James Baldwin rose to the top in the sim-racing community. He has now repeated that success, winning his debut in a real GT3 race car. Baldwin swapped the simulator for the wheel of the Jenson Team Rocket RJN McLaren 720S GT3 and pointed it at the top step during the first round of the British GT Championship.
James, first of all, what an incredible story. How did all this start?
Thank you so much! Actually, I didn’t start my career behind the wheel of a sim. I’ve been karting since I was eight. I competed in various championships until I was 15. I took some time away from motorsport and it wasn’t until 2017 that I stumbled upon sim racing. I thought it could be a lot of fun, so I bought one and started racing in Project Cars. In 2018 I came second in a big Project Cars 2 tournament, and from there I participated in winning “The World’s Fastest Gamer”. From that moment I realised I really wanted to get behind the wheel of a real car.
How did you manage to swap a sim steering wheel for a McLaren one?
During the winter I participated in a series of small competitions, including joining RJN in its Nissan GT4 car. When we were looking into plans for the upcoming season an opportunity arose to join Jenson Team Rocket RJN behind the wheel of the 720S. Originally the plan was to participate in the GT World Challenge Europe, but then the pandemic hit, and everything changed. Our plans moved to British GT, which I though was a great idea. I love racing in the UK and the tracks here are very challenging.
Speaking of the pandemic, how frustrating was it to have that GT3 deal dangling in front of you but not knowing where to start?

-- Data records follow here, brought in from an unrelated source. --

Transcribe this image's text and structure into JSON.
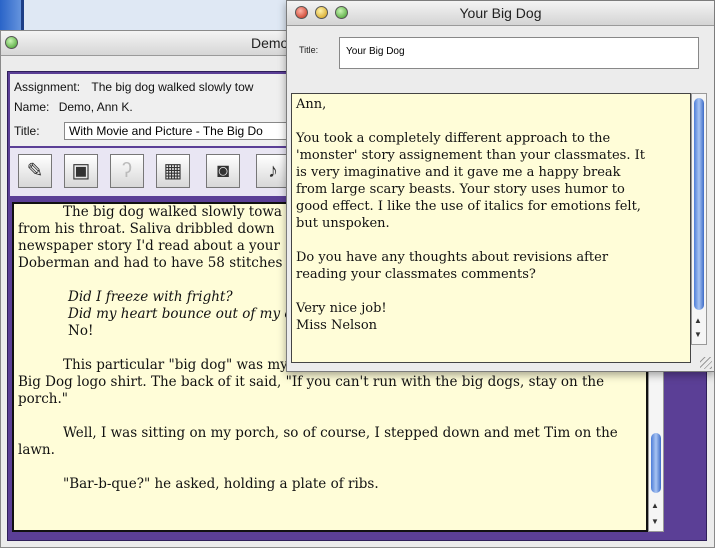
{
  "main_window": {
    "title": "Demo",
    "assignment_label": "Assignment:",
    "assignment_value": "The big dog walked slowly tow",
    "name_label": "Name:",
    "name_value": "Demo, Ann K.",
    "title_label": "Title:",
    "title_value": "With Movie and Picture - The Big Do",
    "toolbar": [
      {
        "icon": "notepad-pencil-icon"
      },
      {
        "icon": "picture-icon"
      },
      {
        "icon": "ear-icon"
      },
      {
        "icon": "film-icon"
      },
      {
        "icon": "camera-icon"
      },
      {
        "icon": "microphone-icon"
      }
    ],
    "essay": {
      "p1_l1": "The big dog walked slowly towa",
      "p1_l2": "from his throat. Saliva dribbled down",
      "p1_l3": "newspaper story I'd read about a your",
      "p1_l4": "Doberman and had to have 58 stitches",
      "i1": "Did I freeze with fright?",
      "i2": "Did my heart bounce out of my che",
      "no": "No!",
      "p2_l1": "This particular \"big dog\" was my neighbor Tim who was showing off his new",
      "p2_l2": "Big Dog logo shirt. The back of it said, \"If you can't run with the big dogs, stay on the",
      "p2_l3": "porch.\"",
      "p3_l1": "Well, I was sitting on my porch, so of course, I stepped down and met Tim on the",
      "p3_l2": "lawn.",
      "p4_l1": "\"Bar-b-que?\" he asked, holding a plate of ribs."
    }
  },
  "comment_window": {
    "title": "Your Big Dog",
    "title_label": "Title:",
    "title_value": "Your Big Dog",
    "greeting": "Ann,",
    "body_l1": "You took a completely different approach to the",
    "body_l2": "'monster' story assignement than your classmates. It",
    "body_l3": "is very imaginative and it gave me a happy break",
    "body_l4": "from large scary beasts. Your story uses humor to",
    "body_l5": "good effect. I like the use of italics for emotions felt,",
    "body_l6": "but unspoken.",
    "q_l1": "Do you have any thoughts about revisions after",
    "q_l2": "reading your classmates comments?",
    "closing": "Very nice job!",
    "signature": "Miss Nelson"
  },
  "colors": {
    "frame_purple": "#5b3f96",
    "paper": "#fffdd8",
    "scroll_thumb": "#4d7dd8"
  }
}
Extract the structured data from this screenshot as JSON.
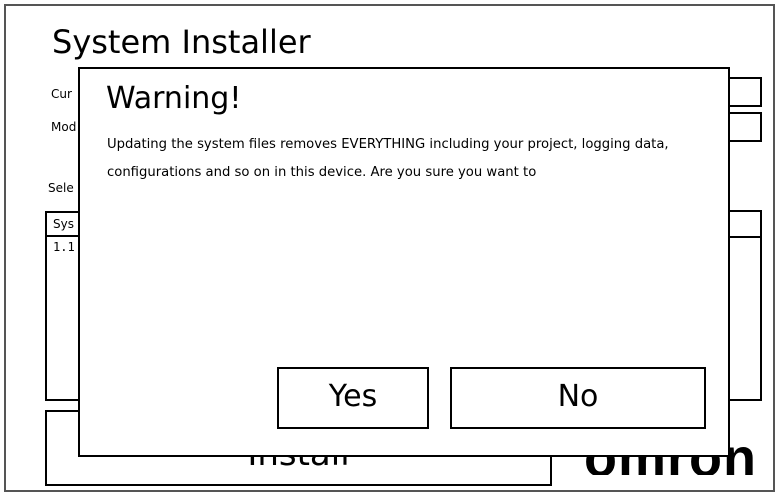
{
  "app": {
    "title": "System Installer"
  },
  "background": {
    "label_current": "Cur",
    "label_model": "Mod",
    "label_select": "Sele",
    "list_header": "Sys",
    "list_items": [
      "1.1"
    ],
    "install_label": "Install",
    "logo_text": "omron"
  },
  "dialog": {
    "title": "Warning!",
    "message": "Updating the system files removes EVERYTHING including your project, logging data, configurations and so on in this device. Are you sure you want to",
    "yes_label": "Yes",
    "no_label": "No"
  }
}
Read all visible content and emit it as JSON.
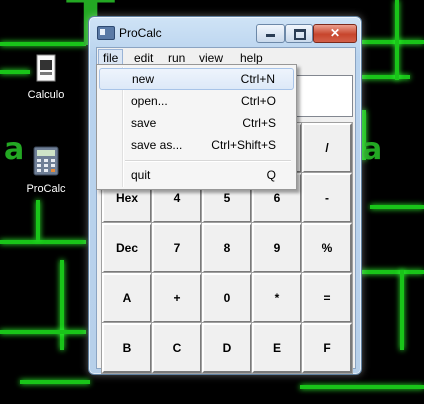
{
  "desktop": {
    "icons": [
      {
        "label": "Calculo",
        "icon": "document-icon"
      },
      {
        "label": "ProCalc",
        "icon": "calculator-icon"
      }
    ]
  },
  "window": {
    "title": "ProCalc",
    "menus": [
      "file",
      "edit",
      "run",
      "view",
      "help"
    ],
    "active_menu": "file",
    "close_symbol": "✕"
  },
  "file_menu": {
    "items": [
      {
        "label": "new",
        "shortcut": "Ctrl+N"
      },
      {
        "label": "open...",
        "shortcut": "Ctrl+O"
      },
      {
        "label": "save",
        "shortcut": "Ctrl+S"
      },
      {
        "label": "save as...",
        "shortcut": "Ctrl+Shift+S"
      },
      {
        "label": "quit",
        "shortcut": "Q"
      }
    ]
  },
  "keypad": {
    "rows": [
      [
        "",
        "",
        "",
        "/"
      ],
      [
        "Hex",
        "4",
        "5",
        "6",
        "-"
      ],
      [
        "Dec",
        "7",
        "8",
        "9",
        "%"
      ],
      [
        "A",
        "+",
        "0",
        "*",
        "="
      ],
      [
        "B",
        "C",
        "D",
        "E",
        "F"
      ]
    ]
  },
  "colors": {
    "wallpaper_green": "#19c419",
    "menu_highlight": "#dde9f8",
    "close_button": "#c7452c"
  }
}
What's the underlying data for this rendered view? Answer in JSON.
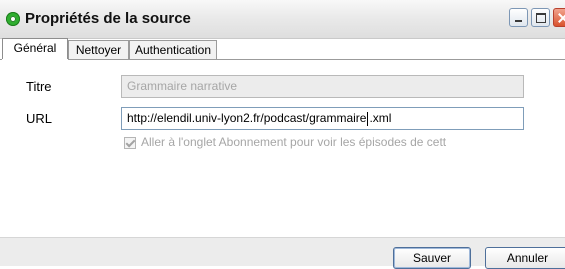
{
  "window": {
    "title": "Propriétés de la source",
    "icon": "green-circle-icon"
  },
  "tabs": [
    {
      "label": "Général",
      "active": true
    },
    {
      "label": "Nettoyer",
      "active": false
    },
    {
      "label": "Authentication",
      "active": false
    }
  ],
  "form": {
    "title_label": "Titre",
    "title_value": "Grammaire narrative",
    "url_label": "URL",
    "url_value_before_caret": "http://elendil.univ-lyon2.fr/podcast/grammaire",
    "url_value_after_caret": ".xml",
    "checkbox_label": "Aller à l'onglet Abonnement pour voir les épisodes de cett",
    "checkbox_checked": true
  },
  "buttons": {
    "save": "Sauver",
    "cancel": "Annuler"
  }
}
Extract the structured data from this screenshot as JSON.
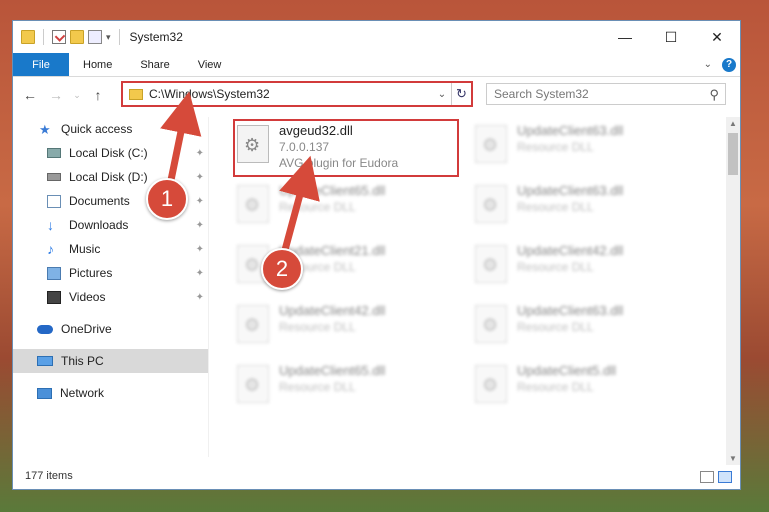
{
  "window": {
    "title": "System32",
    "controls": {
      "minimize": "—",
      "maximize": "☐",
      "close": "✕"
    }
  },
  "ribbon": {
    "tabs": [
      "File",
      "Home",
      "Share",
      "View"
    ],
    "help_glyph": "?"
  },
  "nav": {
    "back": "←",
    "forward": "→",
    "up": "↑",
    "address": "C:\\Windows\\System32",
    "dropdown": "⌄",
    "refresh": "↻",
    "search_placeholder": "Search System32",
    "search_glyph": "⚲"
  },
  "sidebar": {
    "items": [
      {
        "label": "Quick access",
        "icon": "star-icon",
        "pinned": false
      },
      {
        "label": "Local Disk (C:)",
        "icon": "drive-icon",
        "pinned": true
      },
      {
        "label": "Local Disk (D:)",
        "icon": "drive-icon",
        "pinned": true
      },
      {
        "label": "Documents",
        "icon": "documents-icon",
        "pinned": true
      },
      {
        "label": "Downloads",
        "icon": "download-icon",
        "pinned": true
      },
      {
        "label": "Music",
        "icon": "music-icon",
        "pinned": true
      },
      {
        "label": "Pictures",
        "icon": "pictures-icon",
        "pinned": true
      },
      {
        "label": "Videos",
        "icon": "videos-icon",
        "pinned": true
      },
      {
        "label": "OneDrive",
        "icon": "cloud-icon",
        "pinned": false
      },
      {
        "label": "This PC",
        "icon": "computer-icon",
        "pinned": false,
        "selected": true
      },
      {
        "label": "Network",
        "icon": "network-icon",
        "pinned": false
      }
    ],
    "pin_glyph": "📌"
  },
  "files": {
    "highlighted": {
      "name": "avgeud32.dll",
      "version": "7.0.0.137",
      "description": "AVG plugin for Eudora"
    },
    "others": [
      {
        "name": "UpdateClient63.dll",
        "sub": "Resource DLL"
      },
      {
        "name": "UpdateClient65.dll",
        "sub": "Resource DLL"
      },
      {
        "name": "UpdateClient63.dll",
        "sub": "Resource DLL"
      },
      {
        "name": "UpdateClient21.dll",
        "sub": "Resource DLL"
      },
      {
        "name": "UpdateClient42.dll",
        "sub": "Resource DLL"
      },
      {
        "name": "UpdateClient42.dll",
        "sub": "Resource DLL"
      },
      {
        "name": "UpdateClient63.dll",
        "sub": "Resource DLL"
      },
      {
        "name": "UpdateClient65.dll",
        "sub": "Resource DLL"
      },
      {
        "name": "UpdateClient5.dll",
        "sub": "Resource DLL"
      }
    ]
  },
  "status": {
    "count": "177 items"
  },
  "annotations": {
    "step1": "1",
    "step2": "2"
  },
  "colors": {
    "accent": "#1979ca",
    "highlight": "#d23b3b",
    "badge": "#d64a3a"
  }
}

I had a rough time during lockdown. To focus my energy elsewhere I tried to do as many sim races as I could and practically felt burnt out from doing that. I was worried about the RJN project; when it was going to happen or if it would all fall apart in the end. The only thing I really got out of it was I gained physical fitness by really taking care of my body. It was even measurable. In the GT3 car the brake pedal pressure is 120psi and during the first test I could barely make 80. After the lockdown I managed to consistently hit 100.
Coming from a virtual background, talk me through the moment rolling that 720S out of the pit lane. What goes through your mind?
Don’t crash… [laughs]. That’s the first thought. Mostly because it’s what they drill into you during the many briefings. To give you an Idea, the front body work costs around £40,000, so they really like you to keep the car in one piece. But on the other hand, you have to show some pace. So, in the end it’s all about keeping the focus on the job and pacing yourself.
Michael O’Brien and you won the first race at Oulton park. Was that a massive elation after a stressful weekend?
We had a great weekend actually. Again, it came to the point of getting the job done. There’s no point showing off during practice. Outright speed only matters during qualifying. So, my fastest lap was set in qualifying. During the race everything went to plan we even gained a place during a pitstop. When we won it was Michael who was behind the wheel and, after seeing the car cross the finish line, it did take a while for the victory to sink in yes [laughs]. I just hope we can continue this trend for the rest of the season.